Are you thinking the cold vent condenses water inside the vent?
So warm moist air passes through the vent and because the moisture is against the cold vent, it will condense? Let’s consider “Heat Transfer”;
At what temperature will the air in the vent condense? You must know this. Do you?
What is the temperature of the vent when it’s operating?
Is this temperature below the dew point of the air inside the vent? You must know this.
Hot goes to cold, so the heat and moisture (heat) heats the duct above the outdoor air temperature which it is passing through. How do we condense when we are adding heat, not removing it?
Air movement: when you blow air across your sweaty body, does it not make you cool? This is because of evaporation. How can you have condensation when evaporation is occurring?
The air movement through the vent has the ability to remove any water inside the vent at any temperature where the air is not saturated. Water vapor has a lower relative humidity (wet bulb temperature) than water, which is at 100% Rh.
Are you thinking condensation will occur on the outside of the duct?
The outdoor air in the winter (when the vent is at its coldest) always has a lower quantity of moisture per pound of air, than indoor air (even if it is at 100% Rh). When the vent is not operating, it is the same, or higher temp than the outdoor air. It can not condense at this temperature, which is above that dew point temperature we discussed earlier.
Regardless of the Building Code you’re trying to enforce, if you do not have active moisture/damage, you have nothing to report.
There are times this occurs, but is not because there is no insulation on the vent. You need to fix the cause, not cover things up with insulation.

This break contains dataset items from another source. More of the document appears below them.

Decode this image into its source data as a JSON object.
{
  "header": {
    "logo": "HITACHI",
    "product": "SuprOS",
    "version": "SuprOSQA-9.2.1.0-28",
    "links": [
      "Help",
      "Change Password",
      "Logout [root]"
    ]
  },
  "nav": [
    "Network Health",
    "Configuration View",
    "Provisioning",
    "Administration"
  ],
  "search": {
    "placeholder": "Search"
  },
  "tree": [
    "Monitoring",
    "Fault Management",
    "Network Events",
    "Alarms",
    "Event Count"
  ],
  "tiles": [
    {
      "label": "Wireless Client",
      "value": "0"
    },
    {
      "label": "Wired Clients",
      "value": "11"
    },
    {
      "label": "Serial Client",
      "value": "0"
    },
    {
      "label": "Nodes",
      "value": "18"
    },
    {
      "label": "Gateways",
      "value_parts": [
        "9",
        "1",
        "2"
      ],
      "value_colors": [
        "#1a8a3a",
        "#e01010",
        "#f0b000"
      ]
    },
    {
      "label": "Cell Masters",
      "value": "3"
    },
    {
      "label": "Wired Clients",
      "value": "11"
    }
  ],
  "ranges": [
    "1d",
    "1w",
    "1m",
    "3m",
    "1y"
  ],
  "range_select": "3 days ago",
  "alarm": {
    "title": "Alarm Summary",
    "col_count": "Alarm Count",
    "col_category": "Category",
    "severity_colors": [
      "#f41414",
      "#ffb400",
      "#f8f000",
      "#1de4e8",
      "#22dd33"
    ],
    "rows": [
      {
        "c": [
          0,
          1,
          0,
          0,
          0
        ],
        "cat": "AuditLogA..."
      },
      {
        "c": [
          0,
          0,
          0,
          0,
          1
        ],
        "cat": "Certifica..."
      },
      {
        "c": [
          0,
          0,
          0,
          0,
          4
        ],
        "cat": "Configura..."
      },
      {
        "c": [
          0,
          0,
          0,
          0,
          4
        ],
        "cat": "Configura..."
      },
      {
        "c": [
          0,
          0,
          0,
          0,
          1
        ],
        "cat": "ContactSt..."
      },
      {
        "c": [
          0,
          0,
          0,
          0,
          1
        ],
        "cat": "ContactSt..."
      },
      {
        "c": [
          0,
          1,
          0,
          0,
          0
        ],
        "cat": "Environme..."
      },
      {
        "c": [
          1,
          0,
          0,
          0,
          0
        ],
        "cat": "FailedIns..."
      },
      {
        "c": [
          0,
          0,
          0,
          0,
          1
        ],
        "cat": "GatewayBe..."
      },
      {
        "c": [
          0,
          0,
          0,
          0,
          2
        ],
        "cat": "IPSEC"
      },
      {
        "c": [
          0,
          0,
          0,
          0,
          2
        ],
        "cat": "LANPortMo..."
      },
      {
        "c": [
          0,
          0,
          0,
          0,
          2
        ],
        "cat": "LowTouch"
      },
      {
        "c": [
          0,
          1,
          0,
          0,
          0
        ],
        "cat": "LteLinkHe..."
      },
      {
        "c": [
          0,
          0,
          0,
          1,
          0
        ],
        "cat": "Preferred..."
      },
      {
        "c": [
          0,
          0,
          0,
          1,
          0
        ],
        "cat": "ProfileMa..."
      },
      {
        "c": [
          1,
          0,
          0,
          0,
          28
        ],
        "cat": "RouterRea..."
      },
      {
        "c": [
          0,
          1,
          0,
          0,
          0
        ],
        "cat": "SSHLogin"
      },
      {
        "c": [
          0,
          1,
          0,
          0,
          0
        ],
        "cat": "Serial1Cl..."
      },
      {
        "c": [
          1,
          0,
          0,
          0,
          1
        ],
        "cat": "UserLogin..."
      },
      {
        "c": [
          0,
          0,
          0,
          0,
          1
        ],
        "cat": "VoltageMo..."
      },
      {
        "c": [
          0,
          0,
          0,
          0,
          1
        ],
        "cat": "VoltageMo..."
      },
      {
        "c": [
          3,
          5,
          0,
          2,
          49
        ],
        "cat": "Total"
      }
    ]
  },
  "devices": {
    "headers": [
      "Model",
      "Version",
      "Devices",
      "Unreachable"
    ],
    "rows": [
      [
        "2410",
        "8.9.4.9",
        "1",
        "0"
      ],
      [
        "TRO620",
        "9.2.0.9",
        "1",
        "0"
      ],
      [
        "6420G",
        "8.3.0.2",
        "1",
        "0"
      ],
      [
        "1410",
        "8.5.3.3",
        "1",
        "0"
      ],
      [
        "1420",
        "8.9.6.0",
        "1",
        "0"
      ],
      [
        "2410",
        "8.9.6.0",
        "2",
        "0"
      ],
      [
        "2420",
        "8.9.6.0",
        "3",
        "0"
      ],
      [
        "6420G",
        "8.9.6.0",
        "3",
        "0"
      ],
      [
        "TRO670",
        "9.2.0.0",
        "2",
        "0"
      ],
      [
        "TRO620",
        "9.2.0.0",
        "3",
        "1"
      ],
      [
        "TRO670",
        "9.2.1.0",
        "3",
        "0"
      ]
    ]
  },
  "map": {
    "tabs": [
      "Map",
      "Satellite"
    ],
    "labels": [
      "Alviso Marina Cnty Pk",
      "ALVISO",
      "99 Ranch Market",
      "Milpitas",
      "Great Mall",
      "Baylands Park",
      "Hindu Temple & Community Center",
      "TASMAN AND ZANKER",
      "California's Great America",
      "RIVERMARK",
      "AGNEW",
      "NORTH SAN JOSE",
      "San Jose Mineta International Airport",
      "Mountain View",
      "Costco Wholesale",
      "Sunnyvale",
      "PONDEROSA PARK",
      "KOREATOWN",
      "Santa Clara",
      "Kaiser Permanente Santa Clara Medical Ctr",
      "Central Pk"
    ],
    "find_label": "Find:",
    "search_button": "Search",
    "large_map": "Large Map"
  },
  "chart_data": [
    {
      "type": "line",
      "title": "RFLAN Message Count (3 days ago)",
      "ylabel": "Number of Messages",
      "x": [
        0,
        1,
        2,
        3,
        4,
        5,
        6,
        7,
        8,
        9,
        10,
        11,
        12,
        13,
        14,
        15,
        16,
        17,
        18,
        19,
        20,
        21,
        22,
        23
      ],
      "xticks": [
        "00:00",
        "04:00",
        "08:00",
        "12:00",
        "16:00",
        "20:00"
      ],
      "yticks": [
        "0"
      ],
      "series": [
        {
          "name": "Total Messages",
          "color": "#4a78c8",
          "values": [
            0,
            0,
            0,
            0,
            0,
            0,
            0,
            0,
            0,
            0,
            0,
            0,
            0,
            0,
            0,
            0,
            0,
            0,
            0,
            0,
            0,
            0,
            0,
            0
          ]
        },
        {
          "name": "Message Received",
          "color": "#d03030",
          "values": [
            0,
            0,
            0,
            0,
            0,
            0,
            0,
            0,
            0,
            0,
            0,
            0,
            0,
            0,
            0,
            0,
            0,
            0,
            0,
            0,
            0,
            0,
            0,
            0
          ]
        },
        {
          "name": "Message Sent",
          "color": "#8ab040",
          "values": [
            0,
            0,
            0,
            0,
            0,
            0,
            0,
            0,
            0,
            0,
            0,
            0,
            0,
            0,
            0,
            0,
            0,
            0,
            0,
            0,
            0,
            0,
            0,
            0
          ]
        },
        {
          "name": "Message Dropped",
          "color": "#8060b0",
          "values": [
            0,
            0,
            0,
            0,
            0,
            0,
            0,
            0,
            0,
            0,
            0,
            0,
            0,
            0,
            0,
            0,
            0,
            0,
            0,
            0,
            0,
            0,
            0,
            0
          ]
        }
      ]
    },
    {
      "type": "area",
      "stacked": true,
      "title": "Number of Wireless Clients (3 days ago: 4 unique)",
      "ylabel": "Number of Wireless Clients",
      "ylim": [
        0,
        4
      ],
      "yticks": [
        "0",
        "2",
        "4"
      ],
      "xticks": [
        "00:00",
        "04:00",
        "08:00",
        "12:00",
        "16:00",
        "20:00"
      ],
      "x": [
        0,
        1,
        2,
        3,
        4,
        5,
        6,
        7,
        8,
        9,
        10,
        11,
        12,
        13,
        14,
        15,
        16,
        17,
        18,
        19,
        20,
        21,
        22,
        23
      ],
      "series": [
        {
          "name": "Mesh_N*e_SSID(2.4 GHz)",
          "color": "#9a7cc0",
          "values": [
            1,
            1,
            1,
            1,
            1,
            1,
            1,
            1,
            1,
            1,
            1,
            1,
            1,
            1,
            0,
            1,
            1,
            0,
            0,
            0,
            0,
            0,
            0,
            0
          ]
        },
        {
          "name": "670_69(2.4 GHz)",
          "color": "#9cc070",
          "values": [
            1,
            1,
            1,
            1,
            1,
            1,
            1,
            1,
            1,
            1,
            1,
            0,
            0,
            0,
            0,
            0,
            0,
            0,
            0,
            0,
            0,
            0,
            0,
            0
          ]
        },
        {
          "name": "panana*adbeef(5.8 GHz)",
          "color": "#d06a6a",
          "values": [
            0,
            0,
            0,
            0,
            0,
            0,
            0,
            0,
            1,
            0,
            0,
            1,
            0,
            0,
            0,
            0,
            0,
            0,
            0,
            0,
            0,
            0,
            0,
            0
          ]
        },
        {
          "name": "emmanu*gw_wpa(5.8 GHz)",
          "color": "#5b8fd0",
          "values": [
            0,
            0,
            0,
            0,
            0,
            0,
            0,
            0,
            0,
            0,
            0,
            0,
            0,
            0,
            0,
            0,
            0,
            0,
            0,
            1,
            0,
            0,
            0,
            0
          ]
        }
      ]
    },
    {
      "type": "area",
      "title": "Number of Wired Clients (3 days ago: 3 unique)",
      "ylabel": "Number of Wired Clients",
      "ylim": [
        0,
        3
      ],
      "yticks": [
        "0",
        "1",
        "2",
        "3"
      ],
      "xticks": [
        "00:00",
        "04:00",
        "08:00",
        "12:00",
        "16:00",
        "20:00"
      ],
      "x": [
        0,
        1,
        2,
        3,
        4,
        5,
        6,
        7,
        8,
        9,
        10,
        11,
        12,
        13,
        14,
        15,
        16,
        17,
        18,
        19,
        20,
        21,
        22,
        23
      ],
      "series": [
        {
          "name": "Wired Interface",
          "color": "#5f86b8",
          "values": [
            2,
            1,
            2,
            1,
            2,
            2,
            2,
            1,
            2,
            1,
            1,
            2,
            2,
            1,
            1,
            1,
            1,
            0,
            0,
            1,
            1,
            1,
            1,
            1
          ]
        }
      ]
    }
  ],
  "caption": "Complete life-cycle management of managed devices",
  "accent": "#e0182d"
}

If you have an excessive low interior building pressure (a problem), leaking outdoor air through the building envelope (another problem), condensation can occur on numerous components near the exterior of the wall, the vent being one of those. Most of the time I find leaking vent fittings blowing onto the building envelope material, which has greater mass and lower conductivity than the vent. It will then condense under the right condition. If you insulated the vent, it might leak less, but the leak is still there (still the problem). You’re insulating the building envelope, not the vent in this case.